Caitlin had quickly scoped out where resistance was going to come from in this arrangement. The German woman looked like it was a thousand miles from okay, but Mirsaad, who had completely regained his faculties, simply nodded.
“Laryssa,” he said in a very serious voice. “These people helped us after the war. I would not have escaped the Middle East were it not for Bret Melton interceding on my behalf.” His eyes narrowed slightly. “And you, too, I suspect, Caitlin. You are something more than a police officer, are you not? You are someone with influence inside the British government quite obviously. And with Seattle, too. While Bret, like me, is a mere journalist. I doubt his lobbying alone would have secured my transit out of Kuwait after the Holocaust.”
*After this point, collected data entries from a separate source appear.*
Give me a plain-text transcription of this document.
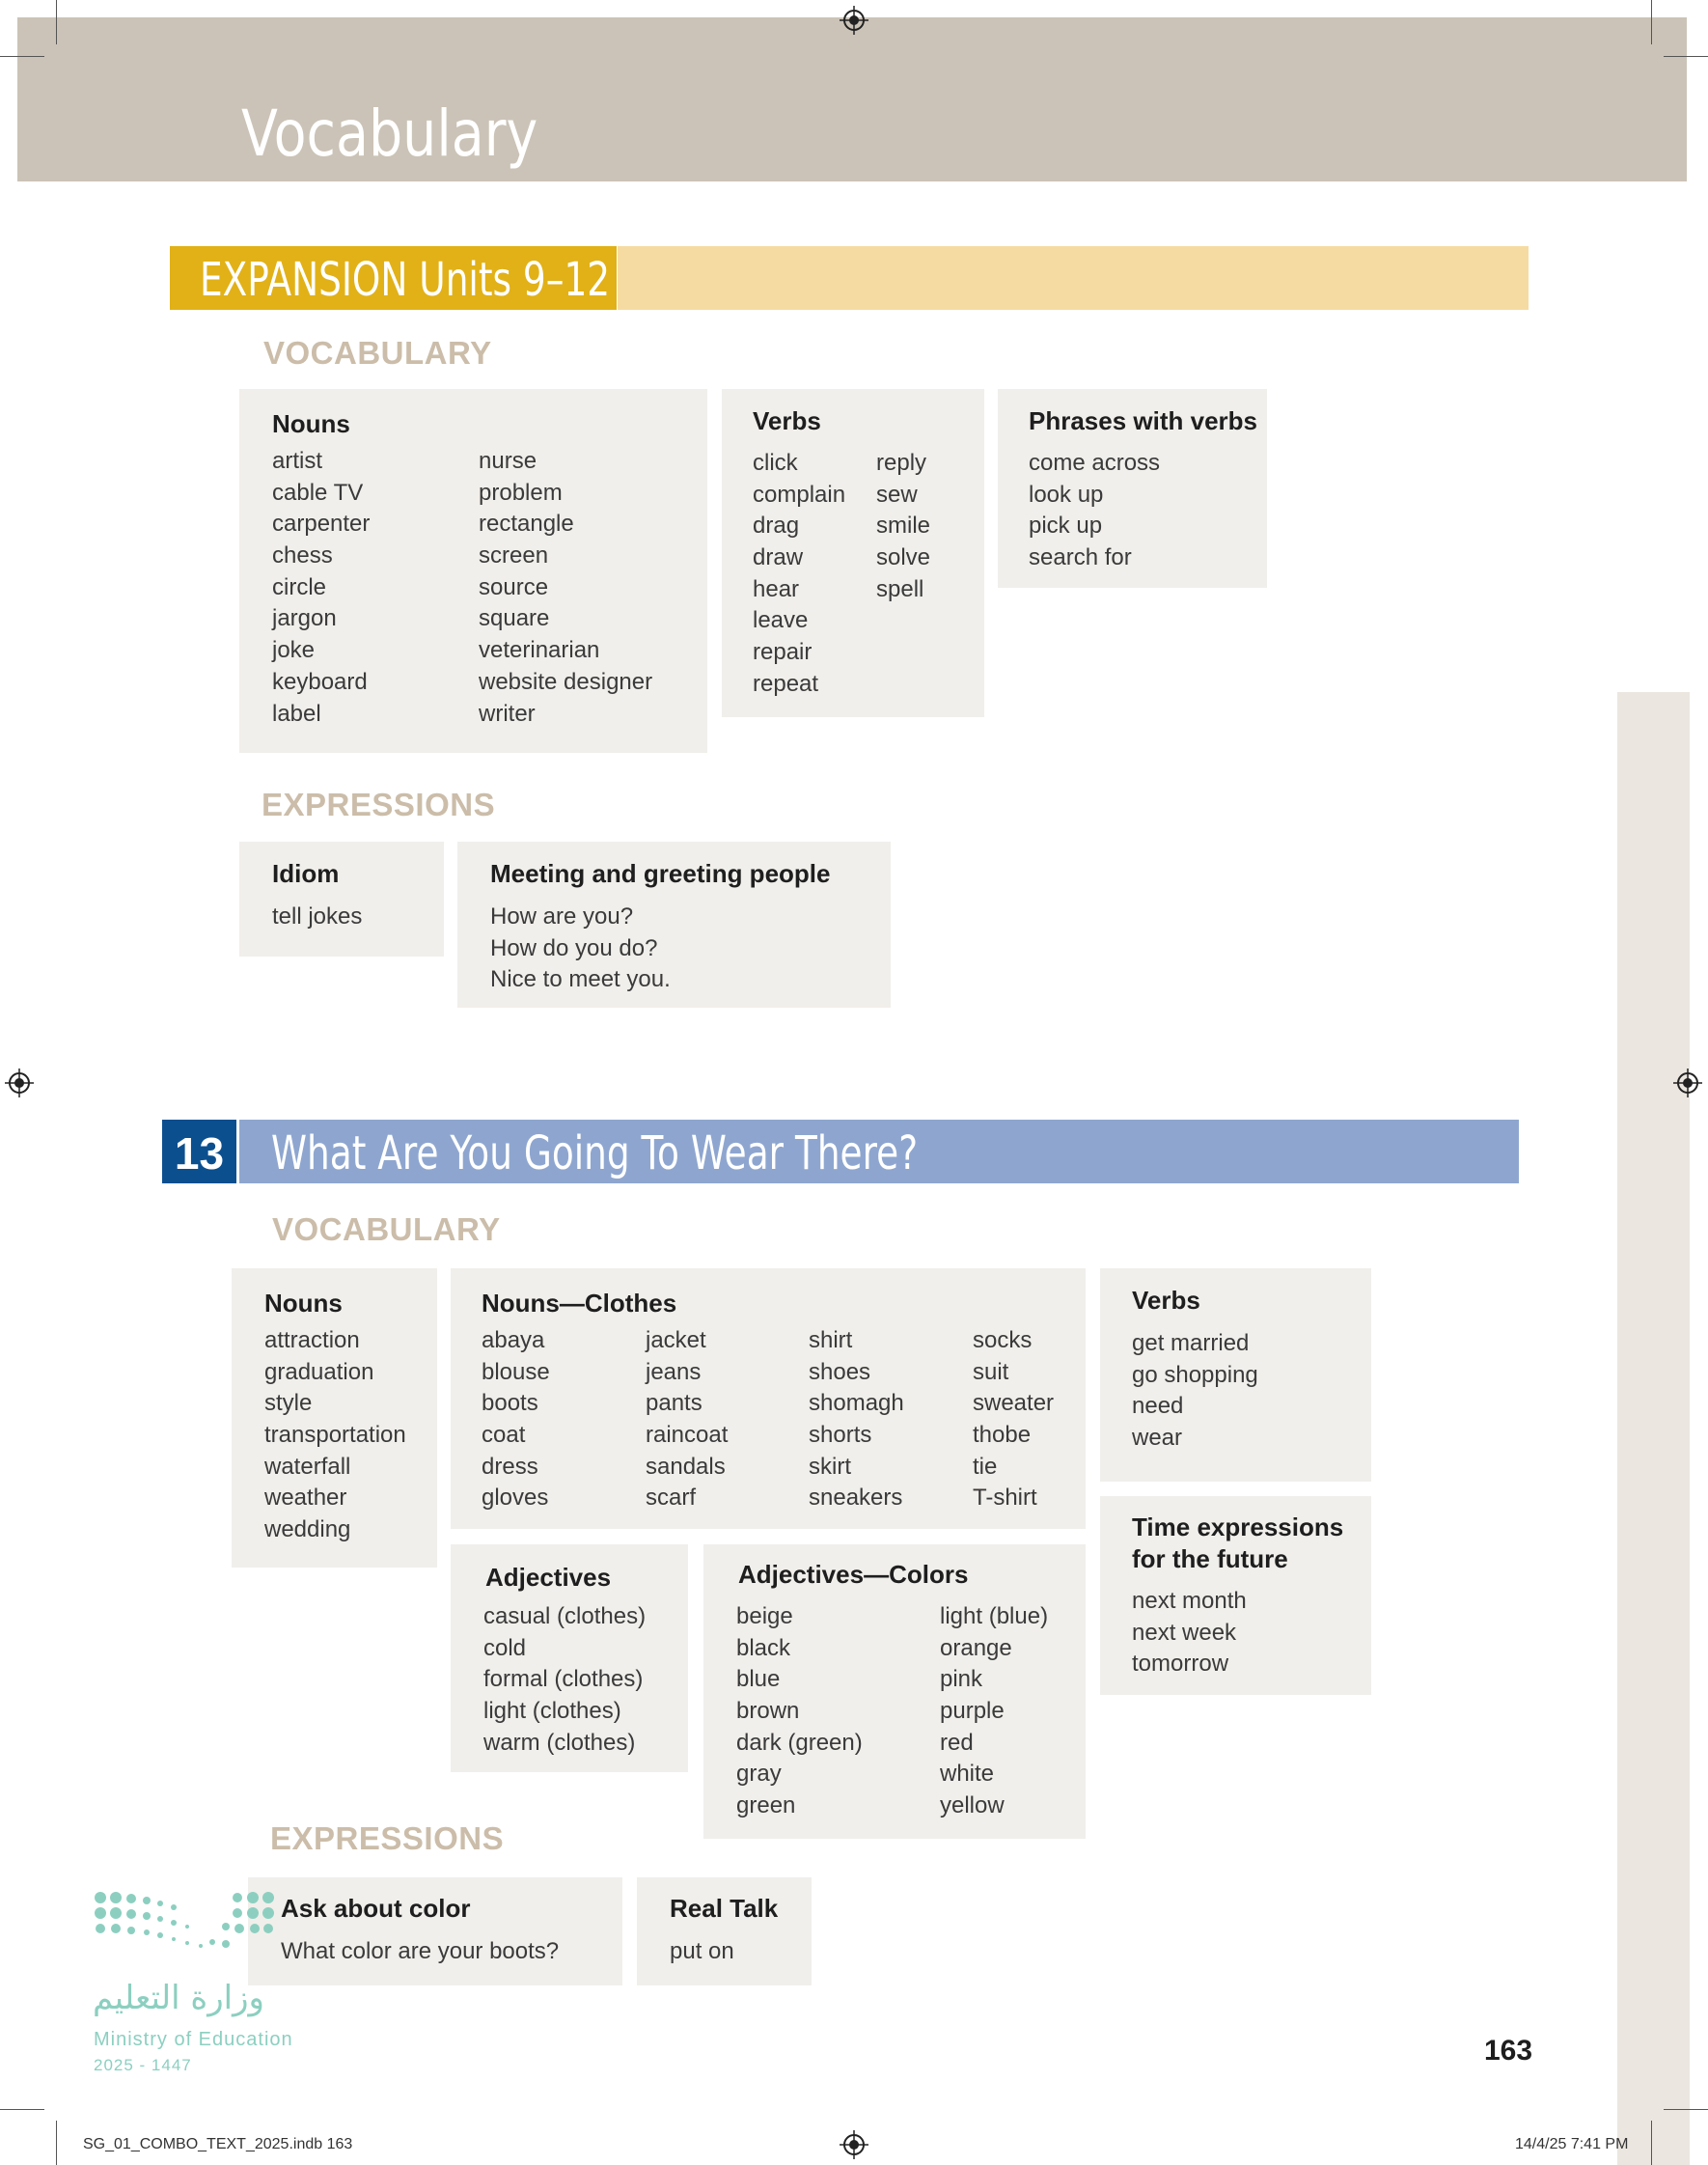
Vocabulary
EXPANSION Units 9–12
VOCABULARY
Nouns
artist
cable TV
carpenter
chess
circle
jargon
joke
keyboard
label
nurse
problem
rectangle
screen
source
square
veterinarian
website designer
writer
Verbs
click
complain
drag
draw
hear
leave
repair
repeat
reply
sew
smile
solve
spell
Phrases with verbs
come across
look up
pick up
search for
EXPRESSIONS
Idiom
tell jokes
Meeting and greeting people
How are you?
How do you do?
Nice to meet you.
13 What Are You Going To Wear There?
VOCABULARY
Nouns
attraction
graduation
style
transportation
waterfall
weather
wedding
Nouns—Clothes
abaya
blouse
boots
coat
dress
gloves
jacket
jeans
pants
raincoat
sandals
scarf
shirt
shoes
shomagh
shorts
skirt
sneakers
socks
suit
sweater
thobe
tie
T-shirt
Verbs
get married
go shopping
need
wear
Time expressions
for the future
next month
next week
tomorrow
Adjectives
casual (clothes)
cold
formal (clothes)
light (clothes)
warm (clothes)
Adjectives—Colors
beige
black
blue
brown
dark (green)
gray
green
light (blue)
orange
pink
purple
red
white
yellow
EXPRESSIONS
Ask about color
What color are your boots?
Real Talk
put on
وزارة التعليم
Ministry of Education
2025 - 1447	163
SG_01_COMBO_TEXT_2025.indb 163	14/4/25 7:41 PM
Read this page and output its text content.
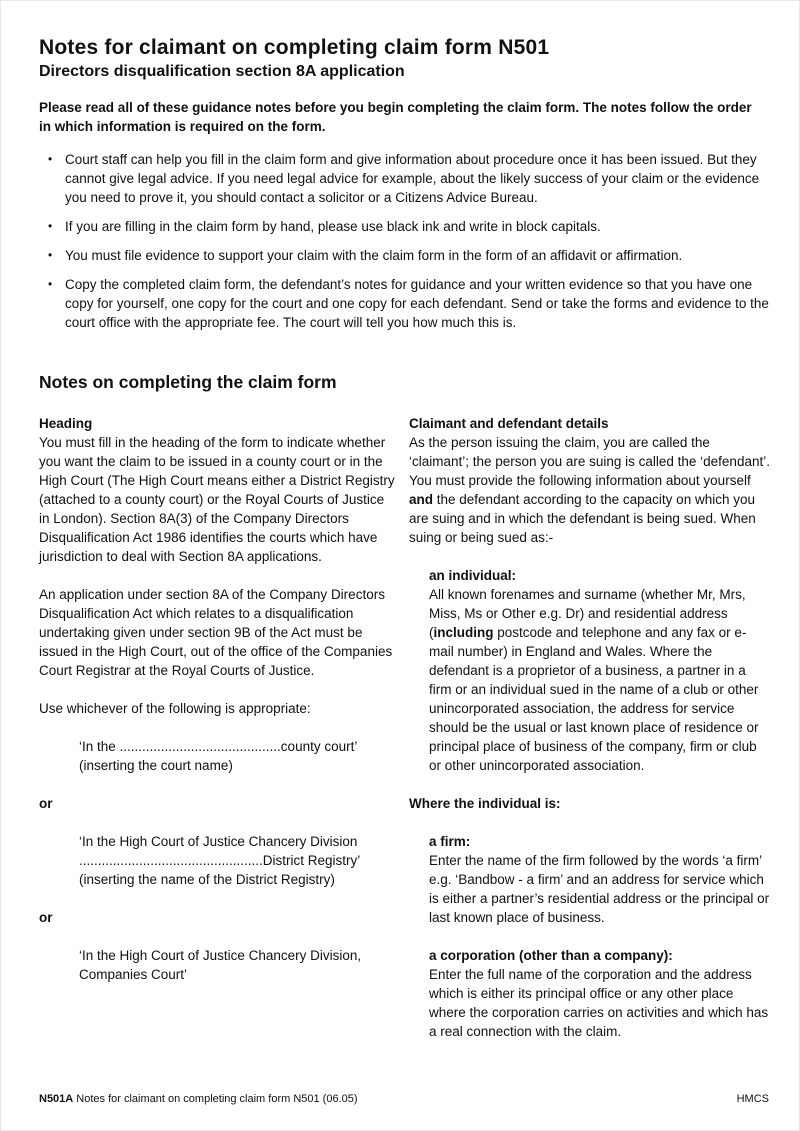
Notes for claimant on completing claim form N501
Directors disqualification section 8A application
Please read all of these guidance notes before you begin completing the claim form. The notes follow the order in which information is required on the form.
• Court staff can help you fill in the claim form and give information about procedure once it has been issued. But they cannot give legal advice. If you need legal advice for example, about the likely success of your claim or the evidence you need to prove it, you should contact a solicitor or a Citizens Advice Bureau.
• If you are filling in the claim form by hand, please use black ink and write in block capitals.
• You must file evidence to support your claim with the claim form in the form of an affidavit or affirmation.
• Copy the completed claim form, the defendant’s notes for guidance and your written evidence so that you have one copy for yourself, one copy for the court and one copy for each defendant. Send or take the forms and evidence to the court office with the appropriate fee. The court will tell you how much this is.
Notes on completing the claim form
Heading
You must fill in the heading of the form to indicate whether you want the claim to be issued in a county court or in the High Court (The High Court means either a District Registry (attached to a county court) or the Royal Courts of Justice in London). Section 8A(3) of the Company Directors Disqualification Act 1986 identifies the courts which have jurisdiction to deal with Section 8A applications.
An application under section 8A of the Company Directors Disqualification Act which relates to a disqualification undertaking given under section 9B of the Act must be issued in the High Court, out of the office of the Companies Court Registrar at the Royal Courts of Justice.
Use whichever of the following is appropriate:
‘In the ...........................................county court’
(inserting the court name)
or
‘In the High Court of Justice Chancery Division
.................................................District Registry’
(inserting the name of the District Registry)
or
‘In the High Court of Justice Chancery Division,
Companies Court’
Claimant and defendant details
As the person issuing the claim, you are called the ‘claimant’; the person you are suing is called the ‘defendant’. You must provide the following information about yourself and the defendant according to the capacity on which you are suing and in which the defendant is being sued. When suing or being sued as:-
an individual:
All known forenames and surname (whether Mr, Mrs, Miss, Ms or Other e.g. Dr) and residential address (including postcode and telephone and any fax or e-mail number) in England and Wales. Where the defendant is a proprietor of a business, a partner in a firm or an individual sued in the name of a club or other unincorporated association, the address for service should be the usual or last known place of residence or principal place of business of the company, firm or club or other unincorporated association.
Where the individual is:
a firm:
Enter the name of the firm followed by the words ‘a firm’ e.g. ‘Bandbow - a firm’ and an address for service which is either a partner’s residential address or the principal or last known place of business.
a corporation (other than a company):
Enter the full name of the corporation and the address which is either its principal office or any other place where the corporation carries on activities and which has a real connection with the claim.
N501A Notes for claimant on completing claim form N501 (06.05)	HMCS
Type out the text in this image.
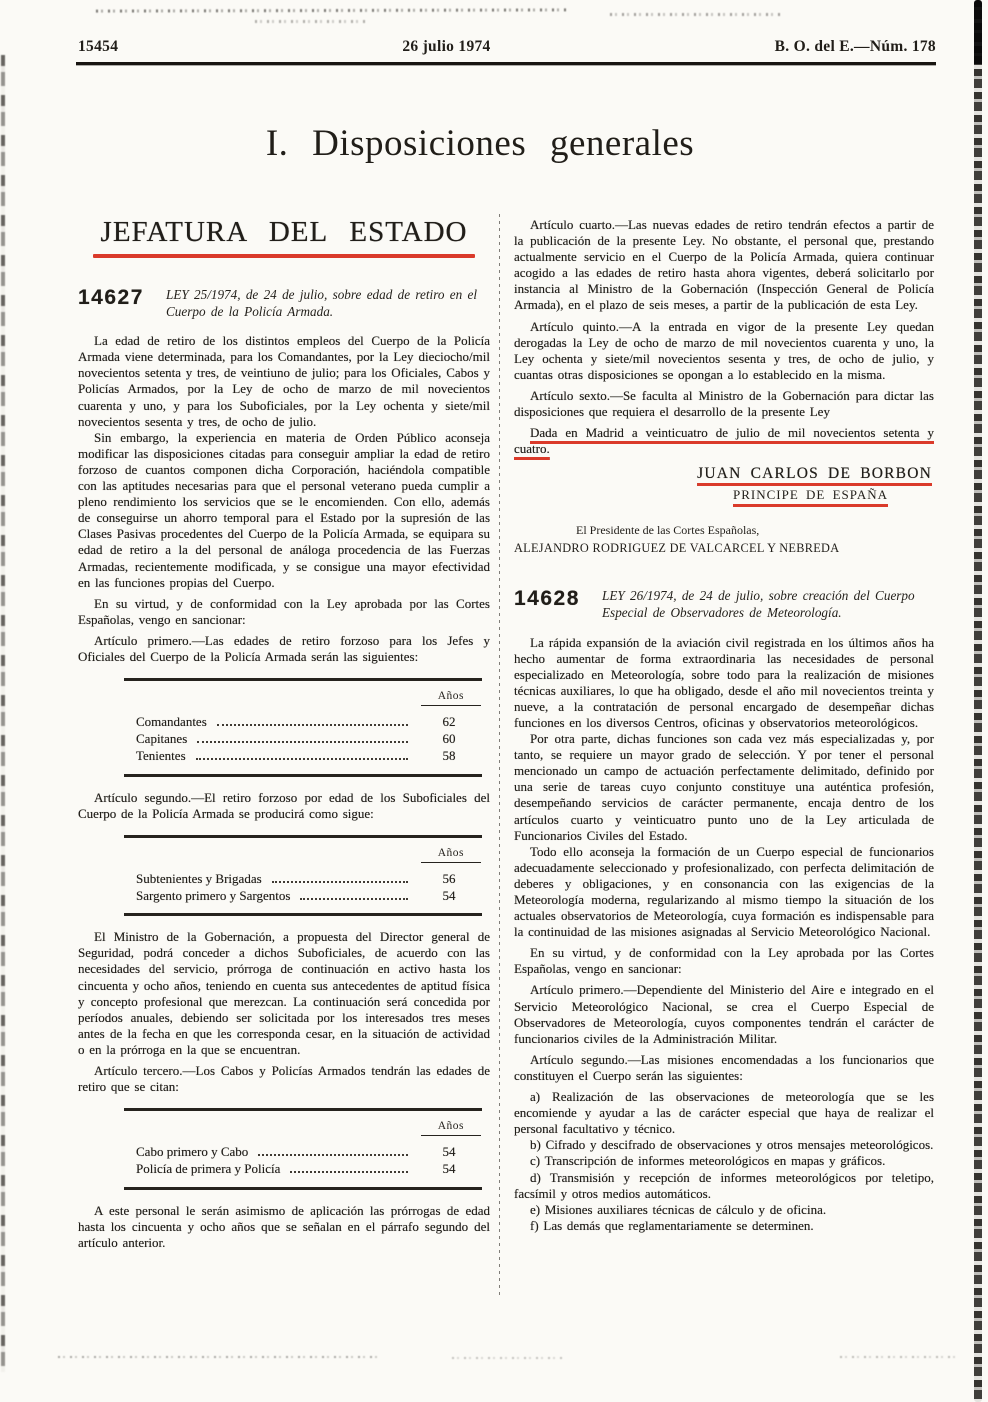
15454	26 julio 1974	B. O. del E.—Núm. 178
I. Disposiciones generales
JEFATURA DEL ESTADO
14627	LEY 25/1974, de 24 de julio, sobre edad de retiro en el Cuerpo de la Policía Armada.

La edad de retiro de los distintos empleos del Cuerpo de la Policía Armada viene determinada, para los Comandantes, por la Ley dieciocho/mil novecientos setenta y tres, de veintiuno de julio; para los Oficiales, Cabos y Policías Armados, por la Ley de ocho de marzo de mil novecientos cuarenta y uno, y para los Suboficiales, por la Ley ochenta y siete/mil novecientos sesenta y tres, de ocho de julio.

Sin embargo, la experiencia en materia de Orden Público aconseja modificar las disposiciones citadas para conseguir ampliar la edad de retiro forzoso de cuantos componen dicha Corporación, haciéndola compatible con las aptitudes necesarias para que el personal veterano pueda cumplir a pleno rendimiento los servicios que se le encomienden. Con ello, además de conseguirse un ahorro temporal para el Estado por la supresión de las Clases Pasivas procedentes del Cuerpo de la Policía Armada, se equipara su edad de retiro a la del personal de análoga procedencia de las Fuerzas Armadas, recientemente modificada, y se consigue una mayor efectividad en las funciones propias del Cuerpo.

En su virtud, y de conformidad con la Ley aprobada por las Cortes Españolas, vengo en sancionar:

Artículo primero.—Las edades de retiro forzoso para los Jefes y Oficiales del Cuerpo de la Policía Armada serán las siguientes:

Años
Comandantes	62
Capitanes	60
Tenientes	58

Artículo segundo.—El retiro forzoso por edad de los Suboficiales del Cuerpo de la Policía Armada se producirá como sigue:

Años
Subtenientes y Brigadas	56
Sargento primero y Sargentos	54

El Ministro de la Gobernación, a propuesta del Director general de Seguridad, podrá conceder a dichos Suboficiales, de acuerdo con las necesidades del servicio, prórroga de continuación en activo hasta los cincuenta y ocho años, teniendo en cuenta sus antecedentes de aptitud física y concepto profesional que merezcan. La continuación será concedida por períodos anuales, debiendo ser solicitada por los interesados tres meses antes de la fecha en que les corresponda cesar, en la situación de actividad o en la prórroga en la que se encuentran.

Artículo tercero.—Los Cabos y Policías Armados tendrán las edades de retiro que se citan:

Años
Cabo primero y Cabo	54
Policía de primera y Policía	54

A este personal le serán asimismo de aplicación las prórrogas de edad hasta los cincuenta y ocho años que se señalan en el párrafo segundo del artículo anterior.

Artículo cuarto.—Las nuevas edades de retiro tendrán efectos a partir de la publicación de la presente Ley. No obstante, el personal que, prestando actualmente servicio en el Cuerpo de la Policía Armada, quiera continuar acogido a las edades de retiro hasta ahora vigentes, deberá solicitarlo por instancia al Ministro de la Gobernación (Inspección General de Policía Armada), en el plazo de seis meses, a partir de la publicación de esta Ley.

Artículo quinto.—A la entrada en vigor de la presente Ley quedan derogadas la Ley de ocho de marzo de mil novecientos cuarenta y uno, la Ley ochenta y siete/mil novecientos sesenta y tres, de ocho de julio, y cuantas otras disposiciones se opongan a lo establecido en la misma.

Artículo sexto.—Se faculta al Ministro de la Gobernación para dictar las disposiciones que requiera el desarrollo de la presente Ley

Dada en Madrid a veinticuatro de julio de mil novecientos setenta y cuatro.

JUAN CARLOS DE BORBON
PRINCIPE DE ESPAÑA
El Presidente de las Cortes Españolas,
ALEJANDRO RODRIGUEZ DE VALCARCEL Y NEBREDA
14628	LEY 26/1974, de 24 de julio, sobre creación del Cuerpo Especial de Observadores de Meteorología.

La rápida expansión de la aviación civil registrada en los últimos años ha hecho aumentar de forma extraordinaria las necesidades de personal especializado en Meteorología, sobre todo para la realización de misiones técnicas auxiliares, lo que ha obligado, desde el año mil novecientos treinta y nueve, a la contratación de personal encargado de desempeñar dichas funciones en los diversos Centros, oficinas y observatorios meteorológicos.

Por otra parte, dichas funciones son cada vez más especializadas y, por tanto, se requiere un mayor grado de selección. Y por tener el personal mencionado un campo de actuación perfectamente delimitado, definido por una serie de tareas cuyo conjunto constituye una auténtica profesión, desempeñando servicios de carácter permanente, encaja dentro de los artículos cuarto y veinticuatro punto uno de la Ley articulada de Funcionarios Civiles del Estado.

Todo ello aconseja la formación de un Cuerpo especial de funcionarios adecuadamente seleccionado y profesionalizado, con perfecta delimitación de deberes y obligaciones, y en consonancia con las exigencias de la Meteorología moderna, regularizando al mismo tiempo la situación de los actuales observatorios de Meteorología, cuya formación es indispensable para la continuidad de las misiones asignadas al Servicio Meteorológico Nacional.

En su virtud, y de conformidad con la Ley aprobada por las Cortes Españolas, vengo en sancionar:

Artículo primero.—Dependiente del Ministerio del Aire e integrado en el Servicio Meteorológico Nacional, se crea el Cuerpo Especial de Observadores de Meteorología, cuyos componentes tendrán el carácter de funcionarios civiles de la Administración Militar.

Artículo segundo.—Las misiones encomendadas a los funcionarios que constituyen el Cuerpo serán las siguientes:

a) Realización de las observaciones de meteorología que se les encomiende y ayudar a las de carácter especial que haya de realizar el personal facultativo y técnico.

b) Cifrado y descifrado de observaciones y otros mensajes meteorológicos.

c) Transcripción de informes meteorológicos en mapas y gráficos.

d) Transmisión y recepción de informes meteorológicos por teletipo, facsímil y otros medios automáticos.

e) Misiones auxiliares técnicas de cálculo y de oficina.

f) Las demás que reglamentariamente se determinen.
She smiled, tired. “Sadie. You did my husband a big favor once. That means I owed you one as well.”
“And so now I am in your debt,” Mirsaad said in a tone of voice that signaled he would not be dissuaded. “Laryssa, mind the children. I will not be long. We shall discuss what help I might be to Caitlin. We shall be down in Ahmet’s.”
His wife’s threat detectors were all pinging wildly, but before she could object and turn it into a marital issue, the baby stirred and began to cry.
“Oh, just go and don’t be more than fifteen minutes,” she said.
“It will take me three minutes to change and five for us to walk there. I shall be back soon,” he said.
But Laryssa had turned away and was lifting the child from the crib.
Ahmet’s was a small coffeehouse and smoking room on the same block as Mirsaad’s apartment. Caitlin left the X5 in the basement garage of Sadie’s building, secure in the knowledge that Echelon’s unique antitheft technologies were more than a match for any would-be carjackers. Even so, she checked the
LED
on her key ring before they left Emser Strasse just to be sure she’d be alerted if anyone attempted to interfere with the vehicle. The tiny light was glowing green, powered up and hotlinked.
Ahmet’s was a brief walk though an unseasonably chilly night, although the weather was so unpredictable these days that the idea of seasons had little meaning. Caitlin maintained her situational awareness, scoping out the street and the surrounding buildings as they walked. Emser Strasse had been blessed with good tree cover once, but the canopy had apparently not recovered from the pollution storms in ‘03. The trees, which should have been lush with early summer foliage, were still looking sick and straggly. Not unlike Mirsaad himself.
“I’m sorry to turn up unannounced like this, Sadie. But it’s better, believe me.”
The reporter frowned and burrowed further into the old brown coat he had donned for the brisk walk.
“There will be a price to pay for this with my wife, but for Bret I am willing to pay. For you, too, if it is true you helped get us all back here. He intimated as much at your wedding. For which invite I must thank you. It is a lovely farm you have there, and we were made very welcome. Laryssa was worried.”
“Because of you?”
“Because of the government. This Howard fellow is very hard line, no? Much harder than Blair was.”
Caitlin rubbed her hands together against the cold as her breath plumed white in front of her. It was hard to believe the weather was still fucked up so long after the Wave. She had indeed been instrumental in clearing Mirsaad’s passage to the EU from Kuwait, back to his wife and two children, as they were then. Even though he was married to a German national, there was no guarantee he’d have been allowed back in during the insane time after the Disappearance. And Bret had been insistent that they help him after the Jordanian had done so much to pluck him to safety from the chaos of the American retreat. But of course, mere philanthropy and favor trading would not have been enough for Caitlin to secure the Jordanian’s travel permits. Not in the toxic atmosphere of 2003. She had lobbied on Mirsaad’s behalf because she knew there was a chance that one day he might be useful as an asset.